A clinical decision rule combining simple clinical features and NT-proBNP testing will be prospectively validated for its diagnostic accuracy and cost-effectiveness in identifying heart failure among 500 primary care patients.
Observational (n=500)
Single-blind
Yes
Does a clinical decision rule, NT-proBNP testing, or their combination improve the diagnostic accuracy of heart failure in symptomatic primary care patients aged 55 and older compared to GP clinical judgment alone?
This study protocol outlines a prospective validation of a clinical decision rule and NT-proBNP testing to improve the accuracy and cost-effectiveness of heart failure diagnosis in primary care.

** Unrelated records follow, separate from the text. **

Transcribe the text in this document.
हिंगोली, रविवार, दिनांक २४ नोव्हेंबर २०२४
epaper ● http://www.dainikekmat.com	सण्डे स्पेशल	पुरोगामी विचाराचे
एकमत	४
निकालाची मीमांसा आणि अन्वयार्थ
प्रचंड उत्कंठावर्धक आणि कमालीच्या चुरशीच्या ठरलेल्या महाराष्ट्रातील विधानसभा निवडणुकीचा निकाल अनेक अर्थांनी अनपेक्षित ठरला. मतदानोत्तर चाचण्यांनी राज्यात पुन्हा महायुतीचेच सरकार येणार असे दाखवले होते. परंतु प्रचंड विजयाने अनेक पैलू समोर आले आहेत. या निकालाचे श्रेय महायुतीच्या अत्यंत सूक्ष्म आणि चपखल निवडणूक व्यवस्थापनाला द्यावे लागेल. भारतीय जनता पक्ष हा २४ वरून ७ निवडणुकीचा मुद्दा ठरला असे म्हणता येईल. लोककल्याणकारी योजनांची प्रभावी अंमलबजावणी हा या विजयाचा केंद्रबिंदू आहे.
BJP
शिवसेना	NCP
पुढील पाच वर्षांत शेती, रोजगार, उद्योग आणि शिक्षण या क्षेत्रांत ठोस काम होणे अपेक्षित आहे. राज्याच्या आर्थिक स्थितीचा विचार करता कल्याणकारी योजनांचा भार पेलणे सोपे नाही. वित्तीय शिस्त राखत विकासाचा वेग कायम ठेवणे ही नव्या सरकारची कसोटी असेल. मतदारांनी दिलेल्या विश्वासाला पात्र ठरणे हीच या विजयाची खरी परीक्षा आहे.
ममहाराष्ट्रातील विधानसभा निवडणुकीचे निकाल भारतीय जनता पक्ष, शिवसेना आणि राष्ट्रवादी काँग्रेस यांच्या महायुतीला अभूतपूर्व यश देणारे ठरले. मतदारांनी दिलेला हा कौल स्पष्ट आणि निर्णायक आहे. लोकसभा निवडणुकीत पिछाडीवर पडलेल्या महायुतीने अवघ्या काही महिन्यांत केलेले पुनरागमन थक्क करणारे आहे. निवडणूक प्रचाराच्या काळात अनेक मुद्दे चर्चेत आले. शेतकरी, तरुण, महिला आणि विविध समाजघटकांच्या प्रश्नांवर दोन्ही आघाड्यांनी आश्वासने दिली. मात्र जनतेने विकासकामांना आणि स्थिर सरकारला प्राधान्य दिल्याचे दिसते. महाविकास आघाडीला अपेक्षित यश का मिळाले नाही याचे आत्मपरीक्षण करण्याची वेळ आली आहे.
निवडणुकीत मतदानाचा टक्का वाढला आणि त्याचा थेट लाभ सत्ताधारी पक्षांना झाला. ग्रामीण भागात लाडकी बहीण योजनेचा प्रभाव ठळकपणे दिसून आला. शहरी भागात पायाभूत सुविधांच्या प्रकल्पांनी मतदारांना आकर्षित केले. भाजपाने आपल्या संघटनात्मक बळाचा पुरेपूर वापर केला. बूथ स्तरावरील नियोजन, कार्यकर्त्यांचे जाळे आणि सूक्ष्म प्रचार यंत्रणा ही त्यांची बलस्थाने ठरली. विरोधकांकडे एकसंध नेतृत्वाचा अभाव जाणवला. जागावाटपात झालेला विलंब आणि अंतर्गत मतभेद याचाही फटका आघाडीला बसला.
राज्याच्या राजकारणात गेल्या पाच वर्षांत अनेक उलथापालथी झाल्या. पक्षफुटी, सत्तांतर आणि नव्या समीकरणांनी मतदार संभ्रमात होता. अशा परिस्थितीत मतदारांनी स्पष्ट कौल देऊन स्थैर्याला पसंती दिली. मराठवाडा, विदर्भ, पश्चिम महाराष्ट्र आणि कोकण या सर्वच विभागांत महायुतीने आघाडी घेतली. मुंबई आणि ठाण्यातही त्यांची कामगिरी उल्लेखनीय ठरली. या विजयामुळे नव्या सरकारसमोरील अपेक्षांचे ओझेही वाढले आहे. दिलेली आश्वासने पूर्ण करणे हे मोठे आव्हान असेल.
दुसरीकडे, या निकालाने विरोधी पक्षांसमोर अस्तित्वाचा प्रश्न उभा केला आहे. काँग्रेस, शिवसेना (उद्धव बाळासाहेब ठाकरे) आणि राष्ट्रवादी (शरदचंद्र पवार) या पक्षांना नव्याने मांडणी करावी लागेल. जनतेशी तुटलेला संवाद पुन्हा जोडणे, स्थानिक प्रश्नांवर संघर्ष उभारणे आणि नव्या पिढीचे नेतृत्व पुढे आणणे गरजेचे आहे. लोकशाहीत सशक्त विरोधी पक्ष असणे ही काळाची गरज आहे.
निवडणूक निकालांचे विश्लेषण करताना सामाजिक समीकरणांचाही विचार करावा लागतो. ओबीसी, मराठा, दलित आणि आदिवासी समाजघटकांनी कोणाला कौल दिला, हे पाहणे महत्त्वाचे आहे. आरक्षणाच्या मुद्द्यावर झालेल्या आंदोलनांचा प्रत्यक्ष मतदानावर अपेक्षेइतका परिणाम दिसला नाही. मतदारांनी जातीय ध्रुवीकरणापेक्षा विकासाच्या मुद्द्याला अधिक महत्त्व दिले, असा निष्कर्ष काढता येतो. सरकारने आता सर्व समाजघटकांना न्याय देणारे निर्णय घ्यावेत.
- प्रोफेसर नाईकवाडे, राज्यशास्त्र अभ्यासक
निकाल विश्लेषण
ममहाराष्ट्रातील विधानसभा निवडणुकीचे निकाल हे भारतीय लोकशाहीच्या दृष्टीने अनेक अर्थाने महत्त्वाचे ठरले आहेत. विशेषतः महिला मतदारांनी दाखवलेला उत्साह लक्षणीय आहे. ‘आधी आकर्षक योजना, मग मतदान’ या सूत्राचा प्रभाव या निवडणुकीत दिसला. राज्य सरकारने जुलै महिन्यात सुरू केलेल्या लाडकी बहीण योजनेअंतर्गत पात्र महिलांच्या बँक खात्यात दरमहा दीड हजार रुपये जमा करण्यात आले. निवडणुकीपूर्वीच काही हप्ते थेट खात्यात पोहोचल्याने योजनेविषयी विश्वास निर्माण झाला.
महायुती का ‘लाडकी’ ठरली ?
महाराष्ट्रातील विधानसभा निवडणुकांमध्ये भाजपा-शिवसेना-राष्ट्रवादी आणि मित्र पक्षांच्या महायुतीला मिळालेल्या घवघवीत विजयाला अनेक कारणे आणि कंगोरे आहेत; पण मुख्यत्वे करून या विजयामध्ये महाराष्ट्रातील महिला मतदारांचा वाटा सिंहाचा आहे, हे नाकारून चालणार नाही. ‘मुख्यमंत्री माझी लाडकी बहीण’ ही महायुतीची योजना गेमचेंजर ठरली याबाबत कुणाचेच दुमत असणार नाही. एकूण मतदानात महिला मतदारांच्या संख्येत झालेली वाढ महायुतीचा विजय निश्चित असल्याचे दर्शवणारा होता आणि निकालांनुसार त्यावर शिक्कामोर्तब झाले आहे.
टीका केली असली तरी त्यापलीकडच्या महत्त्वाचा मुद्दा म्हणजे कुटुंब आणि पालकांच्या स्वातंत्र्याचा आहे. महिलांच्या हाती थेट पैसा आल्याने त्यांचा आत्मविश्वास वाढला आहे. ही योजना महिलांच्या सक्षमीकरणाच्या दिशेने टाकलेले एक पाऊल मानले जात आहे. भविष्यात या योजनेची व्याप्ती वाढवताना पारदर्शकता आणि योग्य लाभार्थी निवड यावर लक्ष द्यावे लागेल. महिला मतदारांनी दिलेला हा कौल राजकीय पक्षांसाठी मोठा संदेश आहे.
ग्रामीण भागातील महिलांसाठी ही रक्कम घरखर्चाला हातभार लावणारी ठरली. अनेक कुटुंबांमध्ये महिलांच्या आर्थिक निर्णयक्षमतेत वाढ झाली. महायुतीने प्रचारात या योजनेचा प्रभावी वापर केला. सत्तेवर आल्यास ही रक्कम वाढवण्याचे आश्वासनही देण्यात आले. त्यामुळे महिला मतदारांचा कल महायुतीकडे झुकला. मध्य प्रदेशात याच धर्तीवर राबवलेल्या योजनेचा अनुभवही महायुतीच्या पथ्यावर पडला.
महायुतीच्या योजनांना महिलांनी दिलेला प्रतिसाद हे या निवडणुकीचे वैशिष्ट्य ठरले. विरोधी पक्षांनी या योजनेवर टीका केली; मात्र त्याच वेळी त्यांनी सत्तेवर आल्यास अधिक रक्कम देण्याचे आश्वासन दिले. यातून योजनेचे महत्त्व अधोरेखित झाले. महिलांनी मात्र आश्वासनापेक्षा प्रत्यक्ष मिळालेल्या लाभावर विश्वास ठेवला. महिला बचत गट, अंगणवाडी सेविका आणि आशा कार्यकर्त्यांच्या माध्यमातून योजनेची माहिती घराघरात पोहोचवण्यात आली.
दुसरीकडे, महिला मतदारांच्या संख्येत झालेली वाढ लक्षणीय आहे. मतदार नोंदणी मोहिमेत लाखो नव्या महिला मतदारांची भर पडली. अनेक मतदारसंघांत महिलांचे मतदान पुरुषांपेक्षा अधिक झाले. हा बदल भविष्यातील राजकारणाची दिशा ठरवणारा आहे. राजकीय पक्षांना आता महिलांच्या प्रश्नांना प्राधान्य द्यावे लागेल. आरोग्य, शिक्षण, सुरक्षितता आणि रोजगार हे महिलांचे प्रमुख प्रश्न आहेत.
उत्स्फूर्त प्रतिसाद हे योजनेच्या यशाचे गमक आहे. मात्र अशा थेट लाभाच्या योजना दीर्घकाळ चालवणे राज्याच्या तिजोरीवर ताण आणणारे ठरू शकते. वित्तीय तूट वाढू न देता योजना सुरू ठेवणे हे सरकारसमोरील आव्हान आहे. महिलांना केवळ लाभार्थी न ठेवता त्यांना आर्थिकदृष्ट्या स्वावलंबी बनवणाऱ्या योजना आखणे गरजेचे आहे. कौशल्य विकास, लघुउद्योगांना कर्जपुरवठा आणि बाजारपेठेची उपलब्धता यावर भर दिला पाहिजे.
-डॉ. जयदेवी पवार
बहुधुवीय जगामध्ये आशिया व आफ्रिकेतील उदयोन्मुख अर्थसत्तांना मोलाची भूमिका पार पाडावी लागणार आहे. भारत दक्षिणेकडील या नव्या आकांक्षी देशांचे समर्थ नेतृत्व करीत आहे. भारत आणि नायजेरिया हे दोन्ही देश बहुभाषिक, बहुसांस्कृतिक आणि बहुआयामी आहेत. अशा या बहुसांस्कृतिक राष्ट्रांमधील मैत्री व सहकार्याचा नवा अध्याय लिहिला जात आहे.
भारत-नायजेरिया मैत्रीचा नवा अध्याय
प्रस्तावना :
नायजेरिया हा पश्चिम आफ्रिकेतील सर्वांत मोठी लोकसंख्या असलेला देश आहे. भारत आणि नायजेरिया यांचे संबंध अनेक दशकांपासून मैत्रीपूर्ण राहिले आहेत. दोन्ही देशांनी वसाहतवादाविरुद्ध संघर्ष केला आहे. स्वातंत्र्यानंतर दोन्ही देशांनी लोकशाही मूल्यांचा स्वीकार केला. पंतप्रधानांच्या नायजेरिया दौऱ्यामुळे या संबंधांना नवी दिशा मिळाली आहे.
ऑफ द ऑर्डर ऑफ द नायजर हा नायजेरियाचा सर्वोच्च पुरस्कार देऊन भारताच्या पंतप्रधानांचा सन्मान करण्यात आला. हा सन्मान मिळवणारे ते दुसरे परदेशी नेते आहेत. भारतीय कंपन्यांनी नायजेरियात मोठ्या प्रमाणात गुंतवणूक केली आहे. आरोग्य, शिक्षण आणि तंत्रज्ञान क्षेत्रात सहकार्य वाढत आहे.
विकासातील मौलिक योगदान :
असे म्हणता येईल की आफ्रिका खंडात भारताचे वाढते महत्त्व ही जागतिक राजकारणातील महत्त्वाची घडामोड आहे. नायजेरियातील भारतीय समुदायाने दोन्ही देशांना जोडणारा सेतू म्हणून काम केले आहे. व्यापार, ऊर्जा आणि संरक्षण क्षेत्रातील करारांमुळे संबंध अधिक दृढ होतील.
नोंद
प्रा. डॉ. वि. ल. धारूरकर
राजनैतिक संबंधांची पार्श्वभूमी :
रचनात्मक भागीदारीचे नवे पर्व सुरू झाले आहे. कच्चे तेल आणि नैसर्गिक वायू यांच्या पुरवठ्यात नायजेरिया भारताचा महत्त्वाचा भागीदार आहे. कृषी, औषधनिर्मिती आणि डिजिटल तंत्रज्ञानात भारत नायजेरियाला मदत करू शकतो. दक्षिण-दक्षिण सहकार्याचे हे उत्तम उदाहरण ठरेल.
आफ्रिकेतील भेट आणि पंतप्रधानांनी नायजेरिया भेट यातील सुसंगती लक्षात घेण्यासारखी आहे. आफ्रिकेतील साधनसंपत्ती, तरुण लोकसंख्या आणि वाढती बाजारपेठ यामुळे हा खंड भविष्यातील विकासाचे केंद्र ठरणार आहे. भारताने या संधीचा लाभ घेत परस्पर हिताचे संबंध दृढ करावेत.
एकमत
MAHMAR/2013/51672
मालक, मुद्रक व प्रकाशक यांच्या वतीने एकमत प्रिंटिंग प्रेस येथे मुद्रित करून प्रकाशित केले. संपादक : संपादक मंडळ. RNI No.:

BACKGROUND: Heart failure is a major cause of mortality and morbidity. As mortality rates are high, it is important that patients seen by general practitioners with symptoms suggestive of heart failure are identified quickly and treated appropriately. Identifying patients with heart failure or deciding which patients need further tests is a challenge. All patients with suspected heart failure should be diagnosed using objective tests such as echocardiography, but it is expensive, often delayed, and limited by the significant skill shortage of trained echocardiographers. Alternative approaches for diagnosing heart failure are currently limited. Clinical decision tools that combine clinical signs, symptoms or patient characteristics are designed to be used to support clinical decision-making and validated according to strict methodological procedures. The REFER Study aims to determine the accuracy and cost-effectiveness of our previously derived novel, simple clinical decision rule, a natriuretic peptide assay, or their combination, in the triage for referral for echocardiography of symptomatic adult patients who present in general practice with symptoms suggestive of heart failure. METHODS/DESIGN: This is a prospective, Phase II observational, diagnostic validation study of a clinical decision rule, natriuretic peptides or their combination, for diagnosing heart failure in primary care. Consecutive adult primary care patients 55 years of age or over presenting to their general practitioner with a chief complaint of recent new onset shortness of breath, lethargy or peripheral ankle oedema of over 48 hours duration, with no obvious recurrent, acute or self-limiting cause will be enrolled. Our reference standard is based upon a three step expert specialist consensus using echocardiography and clinical variables and tests. DISCUSSION: Our clinical decision rule offers a potential solution to the diagnostic challenge of providing a timely and accurate diagnosis of heart failure in primary care. Study results will provide an evidence-base from which to develop heart failure care pathway recommendations and may be useful in standardising care. If demonstrated to be effective, the clinical decision rule will be of interest to researchers, policy makers and general practitioners worldwide. TRIAL REGISTRATION: ISRCTN17635379.
Tait et al. (Tue,) conducted a observational in Suspected heart failure (n=500). Clinical decision rule and NT-proBNP testing vs. Reference standard (echocardiography and clinical assessment) was evaluated on Test performance of the clinical decision rule (sensitivity, specificity, positive predictive value, and negative predictive value) for diagnosis of heart failure. A clinical decision rule combining simple clinical features and NT-proBNP testing will be prospectively validated for its diagnostic accuracy and cost-effectiveness in identifying heart failure among 500 primary care patients.